Generate a model response for a conversation. POST a list of messages and the model returns the next assistant message. This is the primary endpoint and follows the OpenAI chat-completions schema, including streaming, tool calls, and structured outputs.

Create a chat completion #

POST https://api.merius.ai/chat/completions

Request

curl https://api.merius.ai/v1/chat/completions \
  -H "Authorization: Bearer $MERIUS_API_KEY" \
  -H "Content-Type: application/json" \
  -d '{
    "model": "qwen/qwen3-30b-a3b",
    "messages": [
      {"role": "system", "content": "You are concise."},
      {"role": "user", "content": "Name three primary colors."}
    ],
    "temperature": 0.7
  }'

Request parameters #

The request body is JSON. model and messages are required; the rest are optional and share OpenAI’s semantics and defaults.

Parameter	Type	Description
`model` required	string	The model slug to call, e.g. qwen/qwen3-30b-a3b. See the Models page for the full list.
`messages` required	array	The conversation so far, as objects with a role (system, user, or assistant) and content.
`temperature`	number	Sampling temperature, 0–2. Higher is more random, lower is more focused. Default 1.
`top_p`	number	Nucleus sampling, 0–1. An alternative to temperature; adjust one, not both. Default 1.
`max_tokens`	integer	Upper bound on tokens generated in the completion.
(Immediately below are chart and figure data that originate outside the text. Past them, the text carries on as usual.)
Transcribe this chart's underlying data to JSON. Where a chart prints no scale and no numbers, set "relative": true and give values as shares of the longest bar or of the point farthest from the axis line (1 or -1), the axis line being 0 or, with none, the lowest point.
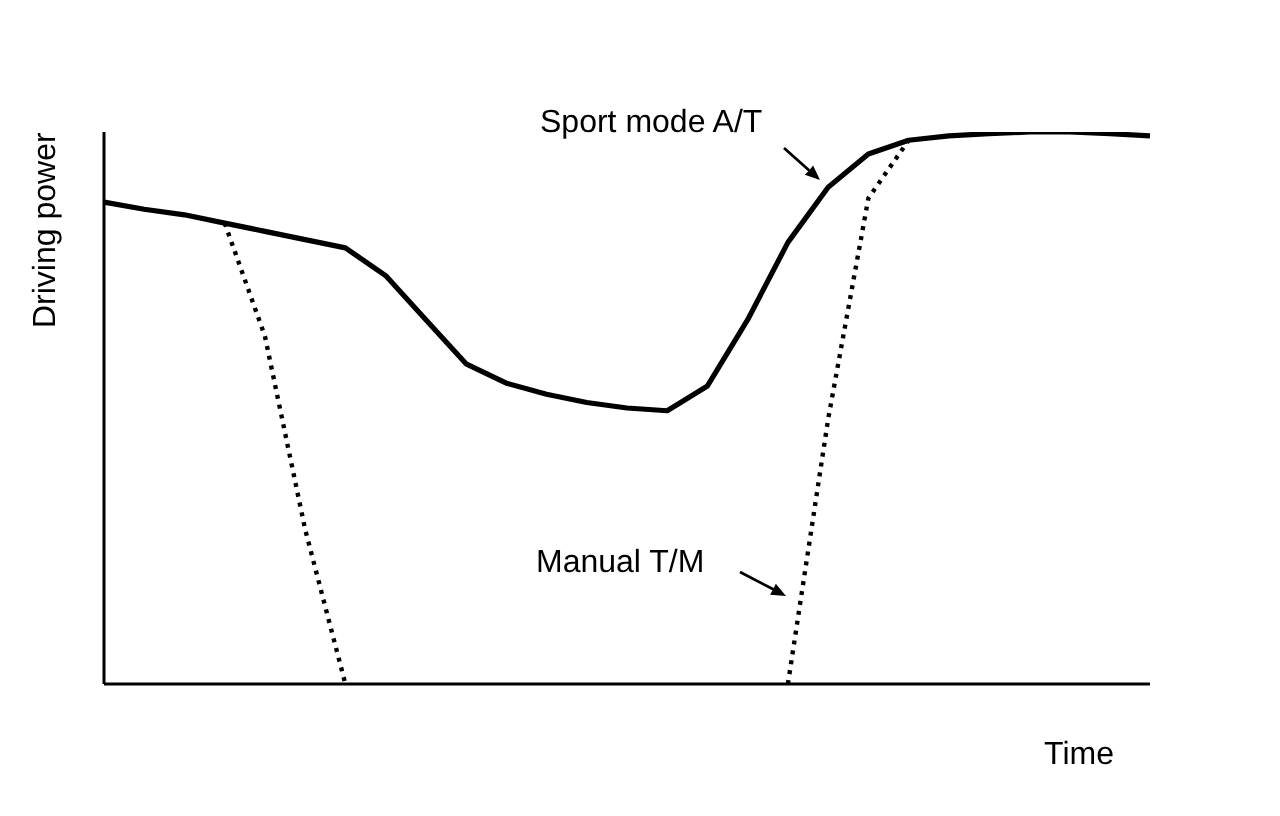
{
  "chart_data": {
    "type": "line",
    "xlabel": "Time",
    "ylabel": "Driving power",
    "relative": true,
    "marker": "none",
    "categories": [
      null,
      null,
      null,
      null,
      null,
      null,
      null,
      null,
      null,
      null,
      null,
      null,
      null,
      null,
      null,
      null,
      null,
      null,
      null,
      null,
      null,
      null,
      null,
      null,
      null,
      null,
      null
    ],
    "series": [
      {
        "name": "Sport mode A/T",
        "color": "#000000",
        "line_style": "solid",
        "values": [
          0.873,
          0.86,
          0.85,
          0.835,
          0.82,
          0.805,
          0.79,
          0.74,
          0.66,
          0.58,
          0.545,
          0.525,
          0.51,
          0.5,
          0.495,
          0.54,
          0.66,
          0.8,
          0.9,
          0.96,
          0.985,
          0.993,
          0.997,
          1,
          1,
          0.997,
          0.993
        ]
      },
      {
        "name": "Manual T/M",
        "color": "#000000",
        "line_style": "dotted",
        "values": [
          null,
          null,
          null,
          0.835,
          0.63,
          0.28,
          0,
          null,
          null,
          null,
          null,
          null,
          null,
          null,
          null,
          null,
          null,
          0,
          0.48,
          0.88,
          0.985,
          null,
          null,
          null,
          null,
          null,
          null
        ]
      }
    ]
  }
}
Defaults to the model’s remaining context.
`stream`	boolean	Stream the response as server-sent events. Default false. See Streaming.
`stop`	string \| array	Up to four sequences where generation stops. The stop text is not included in the output.
`presence_penalty`	number	Between -2 and 2. Positive values push the model toward new topics. Default 0.
`frequency_penalty`	number	Between -2 and 2. Positive values discourage repeating the same tokens. Default 0.
`seed`	integer	Best-effort determinism: the same seed and parameters return a similar result where supported.
`tools`	array	Function definitions the model may call. See Function calling.
`response_format`	object	Request JSON or a JSON schema for structured outputs. See Structured outputs.

The response object #

A non-streaming request returns a single chat-completion object. The generated text is in choices[0].message.content; usage reports token counts for the call.

Response

{
  "id": "chatcmpl-9f3a…",
  "object": "chat.completion",
  "created": 1768000000,
  "model": "qwen/qwen3-30b-a3b",
  "choices": [
    {
      "index": 0,
      "message": {"role": "assistant", "content": "Red, blue, and yellow."},
      "finish_reason": "stop"
    }
  ],
  "usage": {"prompt_tokens": 18, "completion_tokens": 7, "total_tokens": 25}
}

Response fields #

Field	Type	Description
`id`	string	Unique identifier for the completion.
`object`	string	Always chat.completion (or chat.completion.chunk when streaming).
`created`	integer	Unix timestamp (seconds) of when the completion was created.
`model`	string	The model that produced the response.
`choices`	array	The generated choices. Each has an index, a message, and a finish_reason.
`finish_reason`	string	Why generation stopped: stop, length, tool_calls, or content_filter.
`usage`	object	Token counts: prompt_tokens, completion_tokens, and total_tokens.

When you set stream: true, the object becomes a series of chat.completion.chunk events instead, with text under choices[0].delta.content. See Streaming.